Regarding the Ricoh Theta Z1 spherical camera, the potential of spherical videogrammetry was analyzed, which allowed numerous equirectangular images to be generated in 4K. From the images, it was possible to create a point cloud in the SfM and MVS environment. A key role in the construction of the point cloud was the acquisition technique of the video and consequently of the extracted images; by using a sinusoidal pattern, it was possible to obtain a 3D point cloud of the structure under investigation. However, in some parts of the structure, the point cloud was rather noisy. In fact, as shown in the profile in
Figure 12, the point cloud generated by the spherical camera was very noisy and unable to accurately describe the architectural elements of the structure. The comparison between the model generated by the spherical camera and the one obtained by TLS showed an average deviation of about 20 cm, due to the noisiness of the point cloud and to the several outliers present.
The point cloud generated by the GeoSLAM sensor provided a detailed and accurate three-dimensional reconstruction of the site. In fact, from the C2C comparison with the TLS point cloud, an average distance of a few centimeters was obtained. In contrast to the model reconstructed from the equirectangular images, the point cloud obtained from the GeoSLAM sensor was more detailed and accurate in the reconstruction of the most detailed architectural elements. Compared to the model generated by the TLS, however, the density of the point cloud was lower and showed low noise on the different elements of the structure. Although GeoSLAM presented difficulties in acquiring the data and handling rather long structures, it made it possible to obtain a detailed point cloud suitable for reconstructing a 3D structure.

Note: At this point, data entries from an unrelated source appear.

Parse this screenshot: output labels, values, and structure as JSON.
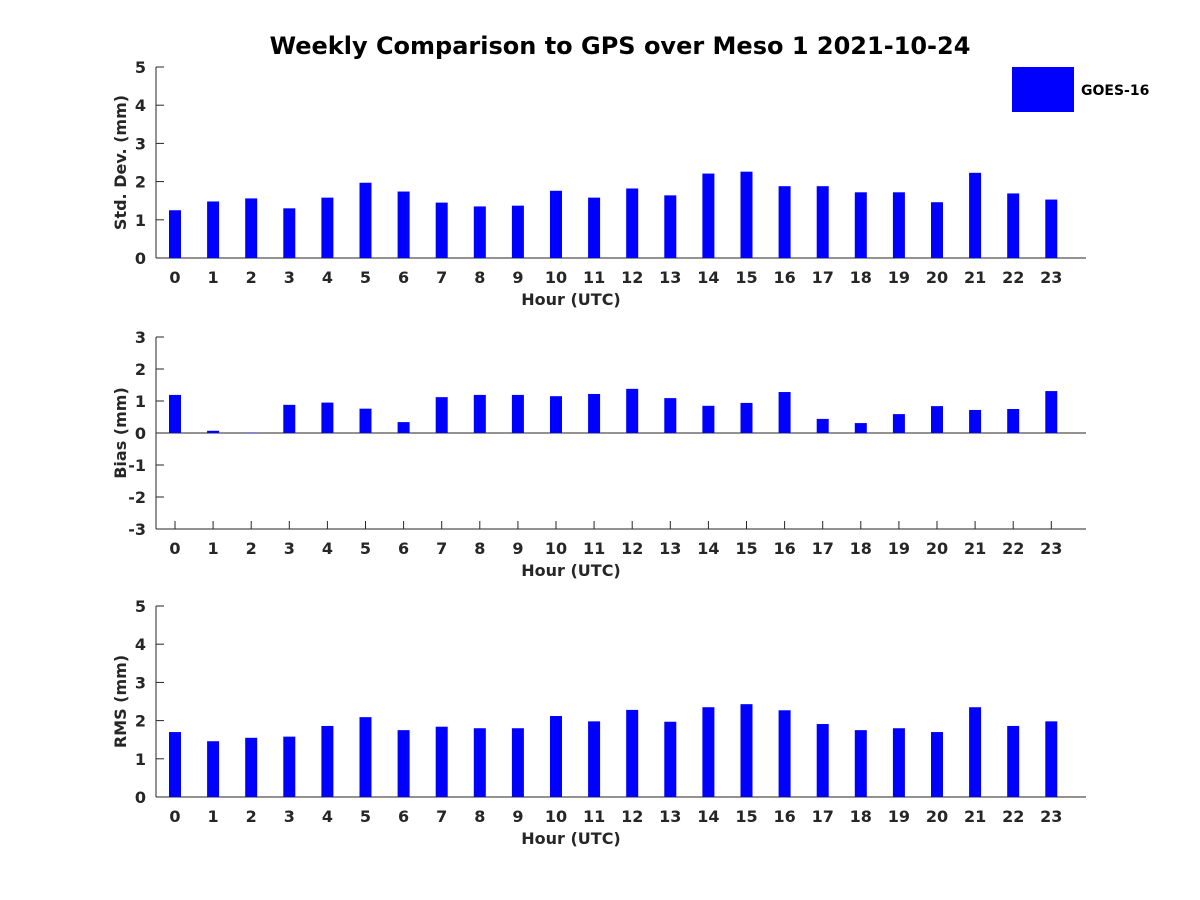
{
  "title": "Weekly Comparison to GPS over Meso 1 2021-10-24",
  "legend": {
    "label": "GOES-16",
    "color": "#0000ff"
  },
  "bar_color": "#0000ff",
  "chart_data": [
    {
      "type": "bar",
      "xlabel": "Hour (UTC)",
      "ylabel": "Std. Dev. (mm)",
      "ylim": [
        0,
        5
      ],
      "yticks": [
        0,
        1,
        2,
        3,
        4,
        5
      ],
      "categories": [
        "0",
        "1",
        "2",
        "3",
        "4",
        "5",
        "6",
        "7",
        "8",
        "9",
        "10",
        "11",
        "12",
        "13",
        "14",
        "15",
        "16",
        "17",
        "18",
        "19",
        "20",
        "21",
        "22",
        "23"
      ],
      "series": [
        {
          "name": "GOES-16",
          "values": [
            1.25,
            1.48,
            1.56,
            1.3,
            1.58,
            1.97,
            1.74,
            1.45,
            1.35,
            1.37,
            1.76,
            1.58,
            1.82,
            1.64,
            2.21,
            2.26,
            1.88,
            1.88,
            1.72,
            1.72,
            1.46,
            2.23,
            1.69,
            1.53
          ]
        }
      ]
    },
    {
      "type": "bar",
      "xlabel": "Hour (UTC)",
      "ylabel": "Bias (mm)",
      "ylim": [
        -3,
        3
      ],
      "yticks": [
        -3,
        -2,
        -1,
        0,
        1,
        2,
        3
      ],
      "categories": [
        "0",
        "1",
        "2",
        "3",
        "4",
        "5",
        "6",
        "7",
        "8",
        "9",
        "10",
        "11",
        "12",
        "13",
        "14",
        "15",
        "16",
        "17",
        "18",
        "19",
        "20",
        "21",
        "22",
        "23"
      ],
      "series": [
        {
          "name": "GOES-16",
          "values": [
            1.19,
            0.07,
            0.01,
            0.88,
            0.95,
            0.76,
            0.34,
            1.12,
            1.19,
            1.19,
            1.15,
            1.22,
            1.38,
            1.09,
            0.85,
            0.94,
            1.28,
            0.44,
            0.31,
            0.59,
            0.84,
            0.72,
            0.75,
            1.31
          ]
        }
      ]
    },
    {
      "type": "bar",
      "xlabel": "Hour (UTC)",
      "ylabel": "RMS (mm)",
      "ylim": [
        0,
        5
      ],
      "yticks": [
        0,
        1,
        2,
        3,
        4,
        5
      ],
      "categories": [
        "0",
        "1",
        "2",
        "3",
        "4",
        "5",
        "6",
        "7",
        "8",
        "9",
        "10",
        "11",
        "12",
        "13",
        "14",
        "15",
        "16",
        "17",
        "18",
        "19",
        "20",
        "21",
        "22",
        "23"
      ],
      "series": [
        {
          "name": "GOES-16",
          "values": [
            1.7,
            1.46,
            1.55,
            1.58,
            1.86,
            2.09,
            1.75,
            1.84,
            1.8,
            1.8,
            2.12,
            1.98,
            2.28,
            1.97,
            2.35,
            2.43,
            2.27,
            1.91,
            1.75,
            1.8,
            1.7,
            2.35,
            1.86,
            1.98
          ]
        }
      ]
    }
  ]
}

The application of the spherical videogrammetry technique, on the other hand, made it possible to rapidly acquire even structures with complex geometry; however, the quality of the processed point cloud was barely suitable for the 3D reconstruction of individual architectural elements. Therefore, research must be directed towards the development of algorithms that can improve the quality of the point cloud and, at the same time, reduce the noise characteristic of spherical sensors. In addition, the development of sensors capable of generating higher resolution frames, such as in 7K, can improve the 3D reconstruction process by providing better-quality architectural detail.